All over the world, millions of people who have contracted brain cancer will have soon learned there is more hope for extended survival today than ever before, because of the wide range of treatments available.
For those learning about gamma knife surgery, there may be a lot of interest in this option and the circumstances in which it might be used as the best available means of treating a tumour.
Brain tumour surgery has certainly been in the news a lot recently, with news that the former US Open golf champion Gary Woodland has had surgery to remove most of a tumour.
The 39-year-old, who won his major title in 2019, revealed on his X (Twitter) account that he would have the operation on September 18th, having been diagnosed just over three months earlier.
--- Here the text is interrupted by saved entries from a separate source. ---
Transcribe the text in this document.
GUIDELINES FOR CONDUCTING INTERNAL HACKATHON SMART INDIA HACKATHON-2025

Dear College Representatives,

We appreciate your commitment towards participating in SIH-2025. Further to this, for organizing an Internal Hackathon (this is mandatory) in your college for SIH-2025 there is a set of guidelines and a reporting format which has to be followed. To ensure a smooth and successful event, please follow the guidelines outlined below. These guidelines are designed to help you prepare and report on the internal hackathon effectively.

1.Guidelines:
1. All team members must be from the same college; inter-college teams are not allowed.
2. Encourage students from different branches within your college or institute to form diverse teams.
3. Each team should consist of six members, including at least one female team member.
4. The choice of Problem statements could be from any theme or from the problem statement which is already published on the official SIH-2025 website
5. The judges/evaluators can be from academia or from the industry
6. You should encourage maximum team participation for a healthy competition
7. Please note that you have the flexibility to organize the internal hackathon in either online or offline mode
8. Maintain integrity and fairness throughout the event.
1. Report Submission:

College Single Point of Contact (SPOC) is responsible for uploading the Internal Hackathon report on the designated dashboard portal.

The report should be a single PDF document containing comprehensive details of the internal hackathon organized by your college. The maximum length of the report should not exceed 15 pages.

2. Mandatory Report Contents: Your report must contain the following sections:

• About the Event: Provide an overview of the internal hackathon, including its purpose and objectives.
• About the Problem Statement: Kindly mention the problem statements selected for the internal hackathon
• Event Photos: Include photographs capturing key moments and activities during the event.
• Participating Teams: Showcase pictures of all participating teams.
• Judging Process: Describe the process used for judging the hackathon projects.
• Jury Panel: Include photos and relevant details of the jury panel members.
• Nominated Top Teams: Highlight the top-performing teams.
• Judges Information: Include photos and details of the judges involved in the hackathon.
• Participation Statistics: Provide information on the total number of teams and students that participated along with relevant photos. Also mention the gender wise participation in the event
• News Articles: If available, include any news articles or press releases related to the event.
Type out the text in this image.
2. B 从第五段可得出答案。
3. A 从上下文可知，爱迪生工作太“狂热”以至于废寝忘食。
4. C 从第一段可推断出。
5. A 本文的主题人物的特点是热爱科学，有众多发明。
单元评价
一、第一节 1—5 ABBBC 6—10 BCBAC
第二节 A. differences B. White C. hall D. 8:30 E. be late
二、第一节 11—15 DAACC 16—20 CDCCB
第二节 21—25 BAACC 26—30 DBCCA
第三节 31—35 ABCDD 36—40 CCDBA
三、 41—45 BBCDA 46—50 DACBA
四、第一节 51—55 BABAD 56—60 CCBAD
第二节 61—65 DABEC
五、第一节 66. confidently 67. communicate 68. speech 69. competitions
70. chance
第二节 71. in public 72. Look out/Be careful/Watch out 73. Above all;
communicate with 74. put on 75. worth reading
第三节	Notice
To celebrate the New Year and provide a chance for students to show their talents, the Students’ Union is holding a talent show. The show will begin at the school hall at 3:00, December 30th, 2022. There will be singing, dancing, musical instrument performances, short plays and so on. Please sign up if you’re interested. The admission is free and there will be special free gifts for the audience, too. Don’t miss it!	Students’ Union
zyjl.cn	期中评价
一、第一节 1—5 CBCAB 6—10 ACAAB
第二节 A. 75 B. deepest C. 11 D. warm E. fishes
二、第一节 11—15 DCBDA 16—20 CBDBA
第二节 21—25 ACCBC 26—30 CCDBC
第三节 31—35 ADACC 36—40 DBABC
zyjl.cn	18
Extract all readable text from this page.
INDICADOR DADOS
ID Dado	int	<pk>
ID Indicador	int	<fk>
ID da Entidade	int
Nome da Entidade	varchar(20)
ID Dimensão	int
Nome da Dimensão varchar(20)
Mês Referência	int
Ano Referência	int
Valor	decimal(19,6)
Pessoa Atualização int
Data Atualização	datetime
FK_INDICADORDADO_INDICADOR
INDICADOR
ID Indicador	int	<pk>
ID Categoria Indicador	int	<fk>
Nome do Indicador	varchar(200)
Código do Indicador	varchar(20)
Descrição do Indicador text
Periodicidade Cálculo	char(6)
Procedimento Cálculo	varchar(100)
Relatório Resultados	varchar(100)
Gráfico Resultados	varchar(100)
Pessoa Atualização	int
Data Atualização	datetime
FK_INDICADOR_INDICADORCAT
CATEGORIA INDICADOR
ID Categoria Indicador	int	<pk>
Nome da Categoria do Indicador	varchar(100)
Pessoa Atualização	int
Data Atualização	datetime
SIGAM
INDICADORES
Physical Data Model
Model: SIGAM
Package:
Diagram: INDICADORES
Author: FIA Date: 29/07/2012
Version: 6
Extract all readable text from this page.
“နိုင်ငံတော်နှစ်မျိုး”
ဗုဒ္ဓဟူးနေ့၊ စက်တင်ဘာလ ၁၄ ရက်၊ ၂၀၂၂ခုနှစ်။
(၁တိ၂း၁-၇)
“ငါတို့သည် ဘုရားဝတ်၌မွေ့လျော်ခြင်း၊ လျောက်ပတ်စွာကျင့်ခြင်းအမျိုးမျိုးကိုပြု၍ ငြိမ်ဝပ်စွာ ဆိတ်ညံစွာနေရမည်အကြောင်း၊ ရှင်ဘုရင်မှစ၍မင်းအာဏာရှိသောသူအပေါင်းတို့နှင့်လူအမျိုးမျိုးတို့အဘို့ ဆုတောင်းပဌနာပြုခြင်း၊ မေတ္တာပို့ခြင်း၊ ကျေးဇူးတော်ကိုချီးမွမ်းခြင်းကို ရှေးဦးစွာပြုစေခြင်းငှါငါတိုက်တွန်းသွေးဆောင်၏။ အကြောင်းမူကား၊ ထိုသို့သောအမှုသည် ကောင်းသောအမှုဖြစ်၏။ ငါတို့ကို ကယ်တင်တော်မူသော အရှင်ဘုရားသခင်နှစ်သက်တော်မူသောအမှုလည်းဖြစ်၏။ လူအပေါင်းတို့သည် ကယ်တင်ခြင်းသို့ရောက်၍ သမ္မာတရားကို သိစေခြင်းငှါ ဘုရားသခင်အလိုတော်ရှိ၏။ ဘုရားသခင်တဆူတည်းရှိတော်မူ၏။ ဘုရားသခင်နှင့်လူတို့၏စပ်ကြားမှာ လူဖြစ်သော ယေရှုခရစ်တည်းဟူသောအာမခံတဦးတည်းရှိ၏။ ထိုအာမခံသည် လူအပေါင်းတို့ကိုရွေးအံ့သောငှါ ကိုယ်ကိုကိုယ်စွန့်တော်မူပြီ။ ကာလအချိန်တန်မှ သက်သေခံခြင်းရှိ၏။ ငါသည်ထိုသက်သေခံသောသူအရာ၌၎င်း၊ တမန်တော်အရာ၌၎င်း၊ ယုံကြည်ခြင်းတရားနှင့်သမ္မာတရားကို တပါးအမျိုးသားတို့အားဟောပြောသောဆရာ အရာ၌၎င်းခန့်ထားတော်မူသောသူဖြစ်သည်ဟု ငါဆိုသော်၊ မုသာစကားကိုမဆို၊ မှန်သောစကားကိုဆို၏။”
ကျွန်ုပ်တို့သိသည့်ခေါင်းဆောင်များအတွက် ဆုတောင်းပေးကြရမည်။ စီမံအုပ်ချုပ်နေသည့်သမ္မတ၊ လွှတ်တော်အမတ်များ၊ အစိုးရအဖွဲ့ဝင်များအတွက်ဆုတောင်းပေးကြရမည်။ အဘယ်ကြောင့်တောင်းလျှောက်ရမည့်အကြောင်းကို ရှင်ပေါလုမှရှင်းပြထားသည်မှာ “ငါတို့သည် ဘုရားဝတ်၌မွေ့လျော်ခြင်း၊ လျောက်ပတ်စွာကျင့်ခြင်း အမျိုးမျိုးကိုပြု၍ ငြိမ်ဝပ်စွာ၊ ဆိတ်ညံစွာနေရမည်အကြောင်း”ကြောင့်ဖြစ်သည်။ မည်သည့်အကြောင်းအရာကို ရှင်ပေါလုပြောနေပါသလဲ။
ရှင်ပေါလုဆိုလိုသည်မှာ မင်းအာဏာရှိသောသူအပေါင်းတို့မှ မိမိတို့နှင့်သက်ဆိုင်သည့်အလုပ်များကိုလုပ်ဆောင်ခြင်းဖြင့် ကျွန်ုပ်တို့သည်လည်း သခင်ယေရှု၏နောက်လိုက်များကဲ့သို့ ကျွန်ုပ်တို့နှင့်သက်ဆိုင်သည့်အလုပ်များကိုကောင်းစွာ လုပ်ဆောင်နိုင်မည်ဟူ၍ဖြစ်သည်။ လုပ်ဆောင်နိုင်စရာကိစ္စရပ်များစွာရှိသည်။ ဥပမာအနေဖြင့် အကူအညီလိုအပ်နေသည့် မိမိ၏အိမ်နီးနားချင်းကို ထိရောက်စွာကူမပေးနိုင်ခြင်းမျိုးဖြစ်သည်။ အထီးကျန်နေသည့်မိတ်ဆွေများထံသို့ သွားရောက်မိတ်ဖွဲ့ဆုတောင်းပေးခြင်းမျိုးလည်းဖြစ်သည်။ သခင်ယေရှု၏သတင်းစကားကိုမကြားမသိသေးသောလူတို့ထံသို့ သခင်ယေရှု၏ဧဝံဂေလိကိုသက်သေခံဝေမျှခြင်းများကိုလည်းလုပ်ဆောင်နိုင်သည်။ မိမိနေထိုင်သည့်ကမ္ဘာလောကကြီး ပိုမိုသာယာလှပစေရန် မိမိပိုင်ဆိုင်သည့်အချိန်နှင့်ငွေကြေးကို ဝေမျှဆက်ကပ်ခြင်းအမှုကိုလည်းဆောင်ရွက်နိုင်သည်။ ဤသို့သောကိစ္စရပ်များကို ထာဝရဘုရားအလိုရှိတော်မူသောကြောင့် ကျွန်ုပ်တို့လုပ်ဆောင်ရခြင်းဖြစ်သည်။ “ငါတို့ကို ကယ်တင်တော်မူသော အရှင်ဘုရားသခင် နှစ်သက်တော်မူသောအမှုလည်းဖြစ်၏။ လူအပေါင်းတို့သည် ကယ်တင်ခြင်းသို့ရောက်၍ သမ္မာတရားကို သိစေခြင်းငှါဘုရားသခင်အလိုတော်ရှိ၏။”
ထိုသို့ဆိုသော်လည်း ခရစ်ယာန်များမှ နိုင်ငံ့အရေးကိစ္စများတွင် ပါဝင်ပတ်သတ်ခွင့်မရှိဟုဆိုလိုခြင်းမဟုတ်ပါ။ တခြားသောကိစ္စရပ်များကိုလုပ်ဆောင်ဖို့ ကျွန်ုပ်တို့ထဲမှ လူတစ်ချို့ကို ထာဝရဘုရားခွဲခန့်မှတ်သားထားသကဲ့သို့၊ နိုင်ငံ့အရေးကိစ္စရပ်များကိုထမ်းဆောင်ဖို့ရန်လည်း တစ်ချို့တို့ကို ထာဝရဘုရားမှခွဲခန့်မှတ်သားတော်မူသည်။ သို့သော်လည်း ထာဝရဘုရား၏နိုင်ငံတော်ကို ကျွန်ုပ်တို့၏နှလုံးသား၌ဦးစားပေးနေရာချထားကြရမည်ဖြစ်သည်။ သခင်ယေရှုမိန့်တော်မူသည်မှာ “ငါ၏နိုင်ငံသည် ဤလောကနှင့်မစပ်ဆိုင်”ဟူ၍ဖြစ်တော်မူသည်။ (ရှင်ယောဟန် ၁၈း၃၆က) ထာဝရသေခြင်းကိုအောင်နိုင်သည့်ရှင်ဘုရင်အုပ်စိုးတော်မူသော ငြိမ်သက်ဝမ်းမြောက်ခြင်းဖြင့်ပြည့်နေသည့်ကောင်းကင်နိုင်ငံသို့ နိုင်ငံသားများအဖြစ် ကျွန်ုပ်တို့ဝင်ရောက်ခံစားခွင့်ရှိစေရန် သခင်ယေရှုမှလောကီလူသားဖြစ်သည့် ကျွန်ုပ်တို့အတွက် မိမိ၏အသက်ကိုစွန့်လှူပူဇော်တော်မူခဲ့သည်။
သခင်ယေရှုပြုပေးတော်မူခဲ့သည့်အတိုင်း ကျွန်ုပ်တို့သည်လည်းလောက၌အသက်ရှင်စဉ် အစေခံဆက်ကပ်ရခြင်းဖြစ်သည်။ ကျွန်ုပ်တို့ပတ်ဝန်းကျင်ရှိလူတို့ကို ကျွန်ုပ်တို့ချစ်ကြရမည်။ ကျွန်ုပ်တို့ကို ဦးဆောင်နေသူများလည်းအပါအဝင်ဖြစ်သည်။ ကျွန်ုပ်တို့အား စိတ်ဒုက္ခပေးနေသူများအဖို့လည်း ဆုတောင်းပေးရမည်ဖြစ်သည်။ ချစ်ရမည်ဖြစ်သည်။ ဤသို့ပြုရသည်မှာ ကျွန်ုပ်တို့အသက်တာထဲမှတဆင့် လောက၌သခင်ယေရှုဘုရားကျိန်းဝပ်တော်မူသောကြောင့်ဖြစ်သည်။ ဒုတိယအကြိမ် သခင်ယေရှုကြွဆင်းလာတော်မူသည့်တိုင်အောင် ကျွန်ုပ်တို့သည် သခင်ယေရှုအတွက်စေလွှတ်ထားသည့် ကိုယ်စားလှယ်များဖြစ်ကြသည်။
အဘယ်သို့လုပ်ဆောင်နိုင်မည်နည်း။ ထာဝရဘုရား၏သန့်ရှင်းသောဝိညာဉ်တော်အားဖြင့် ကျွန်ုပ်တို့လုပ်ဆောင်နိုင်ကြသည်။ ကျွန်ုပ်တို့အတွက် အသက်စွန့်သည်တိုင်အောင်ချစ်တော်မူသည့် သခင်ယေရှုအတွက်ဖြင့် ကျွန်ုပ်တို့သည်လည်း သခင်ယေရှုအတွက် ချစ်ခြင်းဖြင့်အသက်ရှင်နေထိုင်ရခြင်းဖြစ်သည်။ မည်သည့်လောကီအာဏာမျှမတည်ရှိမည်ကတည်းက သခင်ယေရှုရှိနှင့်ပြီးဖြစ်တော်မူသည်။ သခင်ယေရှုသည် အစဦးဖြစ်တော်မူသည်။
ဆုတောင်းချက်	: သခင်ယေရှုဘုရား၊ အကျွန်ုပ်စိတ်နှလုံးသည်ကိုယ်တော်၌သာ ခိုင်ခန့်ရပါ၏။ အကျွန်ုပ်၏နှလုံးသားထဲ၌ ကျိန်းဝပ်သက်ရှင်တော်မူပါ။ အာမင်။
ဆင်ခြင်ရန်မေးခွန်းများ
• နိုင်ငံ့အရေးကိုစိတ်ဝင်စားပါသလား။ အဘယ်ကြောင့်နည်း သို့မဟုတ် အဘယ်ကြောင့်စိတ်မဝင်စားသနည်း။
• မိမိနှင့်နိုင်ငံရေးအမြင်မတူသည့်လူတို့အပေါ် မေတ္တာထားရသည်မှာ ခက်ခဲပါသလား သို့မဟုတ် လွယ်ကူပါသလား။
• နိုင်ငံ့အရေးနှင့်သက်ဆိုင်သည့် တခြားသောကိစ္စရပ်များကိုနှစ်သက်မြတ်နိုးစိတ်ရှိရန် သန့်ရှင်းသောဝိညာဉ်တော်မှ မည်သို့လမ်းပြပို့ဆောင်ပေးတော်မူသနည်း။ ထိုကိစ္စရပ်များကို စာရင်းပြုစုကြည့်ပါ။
He had been seeking to use medication to treat the lesion but had agreed after consultation to undergo the operation.
A subsequent statement on his social media accounts revealed: “After a long surgery, the majority of the tumor has been removed and he is currently resting.”
No further details of the nature of the operation were provided, but the use of the phrase ‘long surgery’ may be a strong indicator that this was a matter of invasive surgery in which the brain was physically accessed and most of the tumour excised.
A gamma knife operation would not be quite like this. Firstly, it does not actually involve any invasive surgery at all as it involves the focused direction of radiotherapy beams on the specific affected area of the brain.
Secondly, the time taken does not particularly fit the description ‘lengthy’. Although the duration of the procedure can vary, a period of less than one hour is perfectly normal.
Also, while Gary Woodland is ‘resting’ from his surgery and it required someone else to make the social media posts on his behalf – suggesting he may have been under general anaesthetic – this is different from gamma knife operations, where patients can often return to normal activities within a day or two, though regular check-ups will be needed thereafter.
Of course, the specific details of Gary Woodland’s condition are between him and his doctors, but some factors would determine that invasive surgery instead of gamma knife surgery might be required. Some of these could apply in his case, while others would not.
For example, a gamma knife may not be the best solution for those who are very young or very old, although this would not apply to a patient of Gary Woodland’s age.
Other issues favouring different options could include larger or more complex tumours (gamma knife treatment is best for small and well-defined tumours), bleeding disorders or having a metal implant in the head.
Finding the right treatment for brain tumours is important and there will be times when a gamma knife is not the best option. But when it is, it comes with a lot of advantages in enabling you to resume normal activity sooner than invasive surgery would normally allow.